Para Torres, é fácil abandonar um grupo com carências básicas de saúde, educação, transporte e dizer que é uma escolha para eles aceitar ou não explorar ouro em seus territórios. “Porque esses garimpos chegam levando como favor aquilo que é um direito. Se eles são privados do que é um direito, os Munduruku são coagidos a aceitar o que é favor. É o caminho que criou máfias no mundo inteiro”.  

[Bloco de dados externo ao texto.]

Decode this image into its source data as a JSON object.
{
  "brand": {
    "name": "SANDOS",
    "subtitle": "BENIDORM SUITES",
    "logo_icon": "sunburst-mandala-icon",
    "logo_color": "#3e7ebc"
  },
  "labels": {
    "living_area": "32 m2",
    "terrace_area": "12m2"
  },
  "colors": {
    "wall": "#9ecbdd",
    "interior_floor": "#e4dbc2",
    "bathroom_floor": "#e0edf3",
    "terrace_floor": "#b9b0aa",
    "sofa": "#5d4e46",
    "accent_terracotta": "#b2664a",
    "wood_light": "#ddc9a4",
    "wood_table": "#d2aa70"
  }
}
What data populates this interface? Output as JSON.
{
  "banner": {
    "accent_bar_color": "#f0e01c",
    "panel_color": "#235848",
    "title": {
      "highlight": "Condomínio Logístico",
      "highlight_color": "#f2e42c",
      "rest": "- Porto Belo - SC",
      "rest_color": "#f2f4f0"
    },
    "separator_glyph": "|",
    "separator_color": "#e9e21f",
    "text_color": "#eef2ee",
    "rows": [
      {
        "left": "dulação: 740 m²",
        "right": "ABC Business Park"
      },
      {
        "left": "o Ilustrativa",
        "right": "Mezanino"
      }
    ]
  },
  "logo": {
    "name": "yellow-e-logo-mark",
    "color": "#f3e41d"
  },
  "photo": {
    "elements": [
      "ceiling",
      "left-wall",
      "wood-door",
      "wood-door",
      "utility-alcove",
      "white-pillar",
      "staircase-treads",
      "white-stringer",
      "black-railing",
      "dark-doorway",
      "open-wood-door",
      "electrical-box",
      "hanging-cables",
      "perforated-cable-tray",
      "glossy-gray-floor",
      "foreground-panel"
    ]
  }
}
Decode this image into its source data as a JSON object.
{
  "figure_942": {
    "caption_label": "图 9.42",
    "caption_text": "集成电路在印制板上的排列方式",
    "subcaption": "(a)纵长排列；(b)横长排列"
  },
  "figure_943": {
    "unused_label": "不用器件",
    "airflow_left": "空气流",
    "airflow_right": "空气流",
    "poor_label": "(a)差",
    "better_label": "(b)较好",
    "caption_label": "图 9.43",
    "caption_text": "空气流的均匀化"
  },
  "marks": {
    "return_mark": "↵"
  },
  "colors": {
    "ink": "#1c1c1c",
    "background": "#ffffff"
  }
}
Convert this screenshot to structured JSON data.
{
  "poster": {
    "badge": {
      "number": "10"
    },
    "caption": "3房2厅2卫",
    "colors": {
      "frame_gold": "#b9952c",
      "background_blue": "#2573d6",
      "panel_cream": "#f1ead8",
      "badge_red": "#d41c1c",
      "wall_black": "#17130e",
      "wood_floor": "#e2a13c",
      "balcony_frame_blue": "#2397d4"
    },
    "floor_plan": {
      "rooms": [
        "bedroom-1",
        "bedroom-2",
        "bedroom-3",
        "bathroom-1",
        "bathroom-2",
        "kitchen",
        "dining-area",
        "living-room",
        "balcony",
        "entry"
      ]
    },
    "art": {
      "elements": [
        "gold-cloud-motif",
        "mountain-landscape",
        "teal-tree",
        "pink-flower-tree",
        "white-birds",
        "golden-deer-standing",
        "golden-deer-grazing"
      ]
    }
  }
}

“Eles estão caindo em uma armadilha tão grande, que estão colocando o próprio inimigo dentro do território”, lamenta Alessandra sobre aqueles que aderiram ao garimpo. Para a líder Munduruku, os brancos entram no território, com seus advogados, para convencer os indígenas de que explorando ouro eles teriam liberdade e o próprio dinheiro. “A gente sempre diz que não é assim, que vai ser pior para gente”.

A corrida pelo ouro

A mineração no vale do Tapajós é um negócio bilionário. Em reportagem publicada em novembro de 2019, a Repórter Brasil apurou que os donos de garimpos de Itaituba investiram entre R$ 300 milhões e R$ 600 milhões apenas em maquinaria nos seis anos anteriores. Para se ter uma dimensão da extensão desse mercado, só em Itaituba são cerca de 60 mil garimpeiros e mil pistas de pouso para garimpo. 

A Agência Nacional de Mineração estima que existam, na Bacia do Tapajós, 850 garimpos legalizados e outros 2 mil ilegais que seriam responsáveis pela comercialização de cerca de 30 toneladas de ouro por ano. O faturamento dos garimpos ilegais no Brasil varia entre R$ 3 bilhões e R$ 4 bilhões anuais.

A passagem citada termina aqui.